Ela se insinua, com efeito, não sei como, no coração de todos os homens e não se admite que, sem ela, possa passar nenhuma condição da vida. Bem mais, se é um homem de natureza selvagem, muito feroz para odiar seus semelhantes e fugir do seu contacto, como fazia, diz-se, não sei mais que Timon de Atenas. É preciso ainda que este homem procure um confidente no seio do qual possa verter o seu veneno e o seu ódio. A necessidade da amizade será ainda mais evidente, se ele pudesse admitir que um Deus nos tirasse do seio da sociedade para nos colocar numa solidão profunda, onde, fornecendo-nos em abundância tudo o que a natureza nos pode propinar, nos subtraísse ao mesmo passo a esperança e os meios de ver jamais qualquer face humana.

Qual é a alma de ferro que suportaria uma tal existência e a quem a solidão não tornaria insípidos todos os gozos?
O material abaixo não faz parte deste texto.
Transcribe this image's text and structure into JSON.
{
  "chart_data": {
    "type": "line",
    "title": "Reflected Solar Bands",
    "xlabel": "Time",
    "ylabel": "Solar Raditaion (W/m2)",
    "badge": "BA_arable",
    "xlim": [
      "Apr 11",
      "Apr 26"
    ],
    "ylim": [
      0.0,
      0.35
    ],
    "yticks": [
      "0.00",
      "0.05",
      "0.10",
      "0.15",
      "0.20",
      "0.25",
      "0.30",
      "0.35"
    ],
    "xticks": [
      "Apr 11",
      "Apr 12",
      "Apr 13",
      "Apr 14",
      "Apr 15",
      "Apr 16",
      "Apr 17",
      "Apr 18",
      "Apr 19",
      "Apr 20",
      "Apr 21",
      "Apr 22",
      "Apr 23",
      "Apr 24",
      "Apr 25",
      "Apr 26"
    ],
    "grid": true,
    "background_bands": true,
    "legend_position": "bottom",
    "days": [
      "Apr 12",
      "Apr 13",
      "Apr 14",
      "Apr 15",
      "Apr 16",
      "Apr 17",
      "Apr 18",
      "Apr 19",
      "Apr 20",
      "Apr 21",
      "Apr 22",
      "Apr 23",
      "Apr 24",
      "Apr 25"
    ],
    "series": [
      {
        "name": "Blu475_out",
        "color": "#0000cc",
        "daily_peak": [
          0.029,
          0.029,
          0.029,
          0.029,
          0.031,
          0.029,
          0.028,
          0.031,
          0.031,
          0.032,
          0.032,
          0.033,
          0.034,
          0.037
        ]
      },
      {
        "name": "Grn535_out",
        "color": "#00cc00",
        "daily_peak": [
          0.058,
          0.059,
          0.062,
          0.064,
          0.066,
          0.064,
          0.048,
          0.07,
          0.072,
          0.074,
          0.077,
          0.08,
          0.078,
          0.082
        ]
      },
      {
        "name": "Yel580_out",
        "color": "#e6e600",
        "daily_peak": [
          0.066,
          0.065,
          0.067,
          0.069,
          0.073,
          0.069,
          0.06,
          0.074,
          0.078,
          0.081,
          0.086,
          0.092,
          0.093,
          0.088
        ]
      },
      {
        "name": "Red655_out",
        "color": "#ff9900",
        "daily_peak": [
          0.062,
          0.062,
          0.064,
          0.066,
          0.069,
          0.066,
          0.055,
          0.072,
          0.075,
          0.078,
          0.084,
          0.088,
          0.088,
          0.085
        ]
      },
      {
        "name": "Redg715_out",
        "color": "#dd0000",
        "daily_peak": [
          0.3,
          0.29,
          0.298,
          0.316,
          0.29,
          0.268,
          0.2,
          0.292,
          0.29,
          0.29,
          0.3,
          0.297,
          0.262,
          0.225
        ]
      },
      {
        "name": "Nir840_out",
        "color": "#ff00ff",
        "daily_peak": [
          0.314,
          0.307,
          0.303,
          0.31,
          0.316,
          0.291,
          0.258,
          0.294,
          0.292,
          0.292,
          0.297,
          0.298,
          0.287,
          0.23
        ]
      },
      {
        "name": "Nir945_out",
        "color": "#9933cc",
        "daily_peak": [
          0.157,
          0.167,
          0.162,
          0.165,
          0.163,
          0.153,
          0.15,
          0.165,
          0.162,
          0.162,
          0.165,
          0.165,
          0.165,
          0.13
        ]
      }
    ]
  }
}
Assim tenho por verdadeiras as palavras de Arquitas de Taranto, que entendi recordar a velhos que as ouviram eles próprios de seus pais: «se alguém subir ao céu, e de lá contemplar a beleza do universo e dos astros, todas essas maravilhas deixá-lo-ão indiferente, enquanto que o embasbacarão de surpresa se tiver de contá-las a alguém». Assim, a natureza do homem se recusa à solidão, e parece sempre procurar um apoio: e não o há mais doce que o coração de um terno amigo."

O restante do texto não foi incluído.